删除指针值不会死机

Why doesn't the following code panic? test is definitely a pointer. With fmt.Println(people[0].Name) instead of fmt.Println(test.Name) it does panic.

package main

import "fmt"

func main() {

    type Person struct {
        Id   int
        Name string
    }

    people := make(map[int]*Person)

    people[1] = &Person{0, "Name"}
    fmt.Println(people[0].Name)

    test := people[0]
    test.Name = "Name2"
    fmt.Println(test.Name)

    people[0].Name = "Name3"
    fmt.Println(test.Name)

    delete(people, 0)

    fmt.Println(test.Name)
}

Playground

The use of the builtin delete() removes an entry from a map. It does not delete / deallocate the memory pointed by the value associated with the removed key.

In Go you can't manage memory like this, Go is a garbage collected language and freeing memory is the duty and responsibility of the garbage collector.

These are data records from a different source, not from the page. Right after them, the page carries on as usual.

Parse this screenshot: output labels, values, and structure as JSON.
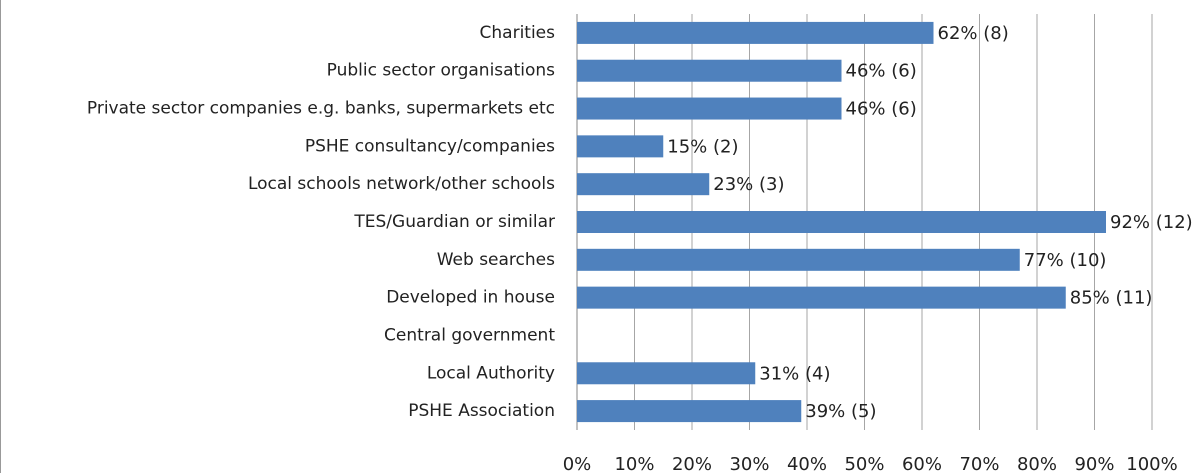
{
  "chart_data": {
    "type": "bar",
    "orientation": "horizontal",
    "categories": [
      "Charities",
      "Public sector organisations",
      "Private sector companies e.g. banks, supermarkets etc",
      "PSHE consultancy/companies",
      "Local schools network/other schools",
      "TES/Guardian or similar",
      "Web searches",
      "Developed in house",
      "Central government",
      "Local Authority",
      "PSHE Association"
    ],
    "values": [
      62,
      46,
      46,
      15,
      23,
      92,
      77,
      85,
      null,
      31,
      39
    ],
    "value_labels": [
      "62% (8)",
      "46% (6)",
      "46% (6)",
      "15% (2)",
      "23% (3)",
      "92% (12)",
      "77% (10)",
      "85% (11)",
      null,
      "31% (4)",
      "39% (5)"
    ],
    "color": "#4f81bd",
    "xlim": [
      0,
      100
    ],
    "xticks": [
      {
        "value": 0,
        "label": "0%"
      },
      {
        "value": 10,
        "label": "10%"
      },
      {
        "value": 20,
        "label": "20%"
      },
      {
        "value": 30,
        "label": "30%"
      },
      {
        "value": 40,
        "label": "40%"
      },
      {
        "value": 50,
        "label": "50%"
      },
      {
        "value": 60,
        "label": "60%"
      },
      {
        "value": 70,
        "label": "70%"
      },
      {
        "value": 80,
        "label": "80%"
      },
      {
        "value": 90,
        "label": "90%"
      },
      {
        "value": 100,
        "label": "100%"
      }
    ],
    "grid": true
  }
}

Your code doesn't panic because you have a (valid) pointer to a value of type Person, and as long as you have it, that person will not become invalid (its memory will not be freed).

When you change your code to people[0].Name, then you are indexing a map with a key which is not in the map (because you just removed it with delete()), so the result of the index expression will be the zero value of the value type of the map, which is nil for the *Person type. And attempting to refer to the Name field of a nil struct pointer will cause a runtime panic.